Understanding resistance could unlock smarter therapies

Importantly, the study linked poor treatment outcomes with signs of immune evasion, such as reduced T-cell activity and a lack of immune cell expansion. This suggests that targeting the immune environment, and not just the tumour itself, could improve outcomes for patients.

These findings highlight the potential of combining immunotherapy with standard treatments in future clinical trials. While still early-stage, the research provides a valuable framework for designing more effective therapies tailored to the biology of each tumour. These findings suggest that immune evasion may be key as to why some treatments fail. This points to the potential value of combining immunotherapy – stimulating the body’s immune system to help attack cancer cells – with standard treatments in future clinical trials.

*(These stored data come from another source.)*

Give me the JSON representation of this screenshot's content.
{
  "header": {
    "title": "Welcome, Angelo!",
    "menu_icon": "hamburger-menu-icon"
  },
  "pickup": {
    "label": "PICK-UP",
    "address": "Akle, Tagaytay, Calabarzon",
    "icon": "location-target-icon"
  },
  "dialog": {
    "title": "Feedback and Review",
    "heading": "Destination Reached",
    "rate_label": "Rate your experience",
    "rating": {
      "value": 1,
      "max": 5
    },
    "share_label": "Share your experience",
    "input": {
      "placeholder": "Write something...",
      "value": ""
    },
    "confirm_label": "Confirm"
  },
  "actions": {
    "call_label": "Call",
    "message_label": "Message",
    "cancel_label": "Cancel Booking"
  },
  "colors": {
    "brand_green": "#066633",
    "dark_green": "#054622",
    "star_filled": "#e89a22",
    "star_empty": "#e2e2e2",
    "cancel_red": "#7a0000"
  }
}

Professor Trevor Graham, study co-lead and Director of the Centre for Evolution and Cancer at the ICR, said:

“This kind of reverse translation – where we deeply explore samples from patients who are in clinical trials – helps us understand why treatments fail and what we might do differently. Ultimately, we hope it will lead to new clinical trials and, eventually, more successful treatment for people with oesophageal adenocarcinoma.”

Combining immune-targeting therapies with standard care

The research team plans to expand its research within EAC to include a broader range of tumour presentations, including those not visible through PET imaging techniques, to validate their findings across a wider patient population.

Dr Melissa Barroux, first author of the study, and Gastroenterology Resident and Clinician Scientist at TUM Klinikum Rechts der Isar, said: “While any clinical impact is still several years away, this work shows us that a new generation of oesophageal cancer treatments will have to tackle both the cancer and the ecosystem it thrives in.

“With so many advanced oesophageal adenocarcinoma patients only living for less than a year, it remains a cancer of unmet need. The ultimate aim is to develop smarter, more personalised treatment combinations that could finally shift the needle for patients with this often-deadly disease."